Friday, November 18, 2005

HOMOPHOBIC TEXAS

My successor at Sterling High School in Baytown, theater arts teacher Kyle Martin, has a nice little rant up over at his blog,
Great Blogs of Fire, about the recent passage of a state constitutional amendment banning gay marriage:

"The Religious Right is Flexing It's Might...."

Which brings me to my next point. What kind of jackass would go out of his way to deny a right from another person. Well, the Ku Klux Klan made their presence known in Austin yesterday. They certainly want to take a stand on this issue.

But, what about the typical, non-hatefilled Texan who just simply finds the homosexual lifestyle to be sinful. Surely they don't hate gays but hate the act, right? Hate the sin, but love the sinner, and all that jazz. What could possibly compell a person like this to push for an amendment to the constitution to ban a practice that is already banned. Aside from the aforementioned likelyhood that if this ammendment was rejected legalizing gay marriage was next, I can't think of any reason. All this ammendment serves to do is further widen the socialogical gap between gays and mainstream culture. It is a slap in the face to gays, plain and simple. It is mainstream Texans saying to a minority, "We don't just oppose your lifestyle, we oppose you." What happened to loving the sinner?

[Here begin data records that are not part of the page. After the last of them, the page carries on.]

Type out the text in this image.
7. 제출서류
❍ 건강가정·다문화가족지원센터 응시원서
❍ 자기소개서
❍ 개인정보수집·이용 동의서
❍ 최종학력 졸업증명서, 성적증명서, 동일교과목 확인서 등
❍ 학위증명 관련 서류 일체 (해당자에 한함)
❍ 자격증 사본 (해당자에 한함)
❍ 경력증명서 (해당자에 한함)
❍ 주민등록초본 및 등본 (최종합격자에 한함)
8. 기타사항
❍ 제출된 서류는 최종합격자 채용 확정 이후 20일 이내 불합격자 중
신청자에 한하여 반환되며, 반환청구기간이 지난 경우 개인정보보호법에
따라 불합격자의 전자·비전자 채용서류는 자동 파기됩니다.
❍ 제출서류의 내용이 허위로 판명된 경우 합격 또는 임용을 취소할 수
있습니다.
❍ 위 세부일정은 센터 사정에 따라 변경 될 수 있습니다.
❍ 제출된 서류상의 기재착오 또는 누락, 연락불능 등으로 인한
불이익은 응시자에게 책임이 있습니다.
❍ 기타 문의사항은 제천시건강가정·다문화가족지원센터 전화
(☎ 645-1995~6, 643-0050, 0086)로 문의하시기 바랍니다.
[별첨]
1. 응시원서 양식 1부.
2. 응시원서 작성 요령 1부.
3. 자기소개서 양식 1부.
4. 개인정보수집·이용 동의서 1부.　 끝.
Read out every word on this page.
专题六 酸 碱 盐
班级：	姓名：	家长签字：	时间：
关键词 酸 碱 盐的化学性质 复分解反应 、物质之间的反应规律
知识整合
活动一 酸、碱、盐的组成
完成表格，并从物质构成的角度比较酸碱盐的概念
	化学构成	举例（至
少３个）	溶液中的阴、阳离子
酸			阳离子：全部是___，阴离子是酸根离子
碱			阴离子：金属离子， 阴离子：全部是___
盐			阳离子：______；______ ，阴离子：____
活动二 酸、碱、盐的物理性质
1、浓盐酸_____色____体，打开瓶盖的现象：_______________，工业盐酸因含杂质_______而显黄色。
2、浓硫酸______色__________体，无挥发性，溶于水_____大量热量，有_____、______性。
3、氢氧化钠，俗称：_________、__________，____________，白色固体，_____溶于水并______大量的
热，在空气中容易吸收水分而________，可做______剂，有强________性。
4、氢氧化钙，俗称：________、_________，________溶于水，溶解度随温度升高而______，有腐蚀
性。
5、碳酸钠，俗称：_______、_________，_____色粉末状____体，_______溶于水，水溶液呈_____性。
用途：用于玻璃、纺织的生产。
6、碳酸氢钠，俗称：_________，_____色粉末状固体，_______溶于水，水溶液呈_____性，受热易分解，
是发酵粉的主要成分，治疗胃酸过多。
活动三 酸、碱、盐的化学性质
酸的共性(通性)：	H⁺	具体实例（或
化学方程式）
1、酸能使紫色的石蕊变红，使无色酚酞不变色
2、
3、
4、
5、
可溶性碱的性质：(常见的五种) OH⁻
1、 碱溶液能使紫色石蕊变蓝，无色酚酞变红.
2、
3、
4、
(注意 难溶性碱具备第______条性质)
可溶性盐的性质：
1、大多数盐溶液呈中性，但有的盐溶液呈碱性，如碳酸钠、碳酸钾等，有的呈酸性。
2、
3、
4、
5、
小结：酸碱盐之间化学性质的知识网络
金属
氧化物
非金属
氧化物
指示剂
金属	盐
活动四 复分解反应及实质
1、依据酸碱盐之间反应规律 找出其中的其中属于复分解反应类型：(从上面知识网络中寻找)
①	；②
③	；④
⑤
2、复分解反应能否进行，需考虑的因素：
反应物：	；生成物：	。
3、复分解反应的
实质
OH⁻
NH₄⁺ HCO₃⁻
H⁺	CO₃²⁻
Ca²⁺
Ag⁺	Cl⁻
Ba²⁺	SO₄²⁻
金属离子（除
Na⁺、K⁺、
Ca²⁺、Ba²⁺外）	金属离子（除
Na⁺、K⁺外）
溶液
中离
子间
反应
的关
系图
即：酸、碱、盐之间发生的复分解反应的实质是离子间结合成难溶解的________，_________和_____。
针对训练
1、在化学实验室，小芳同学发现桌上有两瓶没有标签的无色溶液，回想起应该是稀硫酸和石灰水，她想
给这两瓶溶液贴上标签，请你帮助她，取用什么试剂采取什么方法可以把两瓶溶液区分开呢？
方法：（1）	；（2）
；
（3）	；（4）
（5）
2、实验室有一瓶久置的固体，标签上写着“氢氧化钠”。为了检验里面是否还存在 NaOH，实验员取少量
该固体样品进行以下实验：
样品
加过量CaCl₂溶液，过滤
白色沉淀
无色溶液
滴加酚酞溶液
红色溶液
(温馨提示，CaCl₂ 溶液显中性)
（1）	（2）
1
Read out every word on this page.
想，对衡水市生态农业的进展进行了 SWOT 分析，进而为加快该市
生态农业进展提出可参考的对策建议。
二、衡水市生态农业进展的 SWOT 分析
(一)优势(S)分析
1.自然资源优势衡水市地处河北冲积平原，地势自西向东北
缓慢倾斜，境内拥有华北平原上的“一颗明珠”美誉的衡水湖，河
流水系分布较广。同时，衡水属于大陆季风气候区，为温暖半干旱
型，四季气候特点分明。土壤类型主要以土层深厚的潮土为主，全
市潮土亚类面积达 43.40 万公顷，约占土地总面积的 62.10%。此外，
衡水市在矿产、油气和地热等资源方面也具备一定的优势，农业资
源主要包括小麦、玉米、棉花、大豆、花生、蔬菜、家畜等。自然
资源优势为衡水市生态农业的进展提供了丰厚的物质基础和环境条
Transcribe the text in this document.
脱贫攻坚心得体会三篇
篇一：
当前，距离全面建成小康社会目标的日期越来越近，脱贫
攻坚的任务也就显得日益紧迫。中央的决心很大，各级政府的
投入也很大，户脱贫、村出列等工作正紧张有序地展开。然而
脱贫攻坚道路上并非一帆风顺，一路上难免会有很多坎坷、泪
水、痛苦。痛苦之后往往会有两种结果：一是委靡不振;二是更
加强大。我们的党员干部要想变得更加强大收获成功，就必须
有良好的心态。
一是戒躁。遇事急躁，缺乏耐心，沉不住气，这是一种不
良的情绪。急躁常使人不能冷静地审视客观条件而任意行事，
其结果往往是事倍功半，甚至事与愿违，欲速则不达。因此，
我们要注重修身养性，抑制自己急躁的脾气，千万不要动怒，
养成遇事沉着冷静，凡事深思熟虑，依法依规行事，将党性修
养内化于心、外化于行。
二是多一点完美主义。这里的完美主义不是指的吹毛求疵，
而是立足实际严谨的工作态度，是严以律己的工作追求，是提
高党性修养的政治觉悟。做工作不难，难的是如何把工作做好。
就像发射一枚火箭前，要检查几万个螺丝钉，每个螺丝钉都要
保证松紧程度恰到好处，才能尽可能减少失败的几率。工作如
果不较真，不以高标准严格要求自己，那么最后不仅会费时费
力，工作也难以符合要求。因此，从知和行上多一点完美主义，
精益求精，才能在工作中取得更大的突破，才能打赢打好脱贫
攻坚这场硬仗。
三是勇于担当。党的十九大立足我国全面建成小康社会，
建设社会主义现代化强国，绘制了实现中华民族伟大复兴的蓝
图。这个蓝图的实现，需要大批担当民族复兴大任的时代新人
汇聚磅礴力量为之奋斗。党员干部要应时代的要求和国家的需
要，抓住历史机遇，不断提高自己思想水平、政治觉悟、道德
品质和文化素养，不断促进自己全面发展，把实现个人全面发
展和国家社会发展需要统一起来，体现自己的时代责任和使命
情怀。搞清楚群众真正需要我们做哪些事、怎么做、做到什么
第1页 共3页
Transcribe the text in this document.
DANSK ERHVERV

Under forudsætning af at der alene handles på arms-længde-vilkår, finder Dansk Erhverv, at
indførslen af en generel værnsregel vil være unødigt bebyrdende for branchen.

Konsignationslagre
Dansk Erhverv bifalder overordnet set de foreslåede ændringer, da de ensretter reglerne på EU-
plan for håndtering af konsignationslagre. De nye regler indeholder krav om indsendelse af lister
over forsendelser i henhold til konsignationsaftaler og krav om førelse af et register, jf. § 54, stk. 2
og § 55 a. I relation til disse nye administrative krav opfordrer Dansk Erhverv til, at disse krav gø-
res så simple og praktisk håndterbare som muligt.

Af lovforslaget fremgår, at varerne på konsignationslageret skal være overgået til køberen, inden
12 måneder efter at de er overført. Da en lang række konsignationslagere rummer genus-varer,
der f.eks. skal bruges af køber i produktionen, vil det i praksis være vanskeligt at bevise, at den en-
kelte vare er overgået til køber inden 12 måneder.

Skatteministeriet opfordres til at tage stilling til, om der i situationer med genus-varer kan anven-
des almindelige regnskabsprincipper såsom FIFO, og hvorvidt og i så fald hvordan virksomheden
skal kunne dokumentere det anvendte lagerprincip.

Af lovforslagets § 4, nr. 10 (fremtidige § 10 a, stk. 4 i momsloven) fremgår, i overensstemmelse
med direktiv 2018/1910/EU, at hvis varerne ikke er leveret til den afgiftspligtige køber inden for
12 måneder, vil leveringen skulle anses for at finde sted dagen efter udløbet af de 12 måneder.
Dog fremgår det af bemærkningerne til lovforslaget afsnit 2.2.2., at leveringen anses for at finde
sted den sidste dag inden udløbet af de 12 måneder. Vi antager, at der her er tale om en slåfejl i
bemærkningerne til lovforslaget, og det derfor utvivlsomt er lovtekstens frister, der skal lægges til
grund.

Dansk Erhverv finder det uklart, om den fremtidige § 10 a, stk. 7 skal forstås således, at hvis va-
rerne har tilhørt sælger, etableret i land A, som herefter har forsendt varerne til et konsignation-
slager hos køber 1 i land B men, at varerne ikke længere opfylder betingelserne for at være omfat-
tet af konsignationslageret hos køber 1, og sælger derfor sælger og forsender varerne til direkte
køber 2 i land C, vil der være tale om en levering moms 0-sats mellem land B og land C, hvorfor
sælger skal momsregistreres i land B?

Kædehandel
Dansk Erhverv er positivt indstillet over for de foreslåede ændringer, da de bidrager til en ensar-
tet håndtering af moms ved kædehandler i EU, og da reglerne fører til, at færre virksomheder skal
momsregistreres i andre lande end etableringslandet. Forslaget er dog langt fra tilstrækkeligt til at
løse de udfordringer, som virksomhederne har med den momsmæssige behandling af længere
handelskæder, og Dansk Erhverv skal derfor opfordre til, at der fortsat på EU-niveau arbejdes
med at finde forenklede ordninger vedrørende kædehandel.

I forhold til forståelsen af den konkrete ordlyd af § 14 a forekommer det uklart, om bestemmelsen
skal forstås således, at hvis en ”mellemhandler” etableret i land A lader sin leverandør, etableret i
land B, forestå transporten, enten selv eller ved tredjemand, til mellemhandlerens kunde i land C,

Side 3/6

Maybe you truly don't hate the sinner, then why vote for this rediculous bill? Did you vote on principle? It's as if any opportunity to show the world you are a Bible-thumping Christian can't just pass on by. The WWJD t-shirts and horribly cheesy bumper stickers aren't enough anymore, apperently. And, far be it from anyone within the fundamentalist Christian community to actually try acting like Christ!


Click here for the rest.

You know, I've been thinking about why fundamentalists are so rabid in their opposition to gay rights for some years now because it just doesn't make sense. For Christians, homosexual behavior is simply one sin among thousands, but for some reason it just drives them nuts. If you judged how important an issue is by how much emphasis is placed on it, homosexuality is clearly, from the fundamentalist perspective, the biggest issue facing Christianity today. However, if the Southern Baptist Sunday school and church training classes I took as a youth are reliable indicators of fundamentalist theology, the most important issue for Christians ought to be salvation. Strangely, all I seem to hear them going on about is abortion and gay marriage. What's up with that?

There is only one conclusion a rational person can make: fundamentalists are mortally afraid of gay people. My suspicion is that it has less to do with plain old fashioned homophobia, although I'm certain that plays a big role, and more to do with what gay people represent to fundamentalists. That is, homosexuals, who must necessarily defy the conventional societal wisdom regarding sexuality, symbolize sexual freedom. And for the Puritanical, extraordinarily sexually repressed fundamentalists, sexual freedom is Satanic temptation numero uno. As human beings, they really do, deep down, want to have wild and fun sex, but as fundamentalists, they're unable to take any sort of nuanced view of sexuality, unable to come to terms with their innate physical drives and make healthy and informed choices about having sex. To them, it's all black and white; do it God's way, but not all these other ways.

Of course, their only solution to this problem is more absolute thinking: repress the gays; it'll all work out. You know, quitting the Southern Baptist Church was the best decision I've ever made.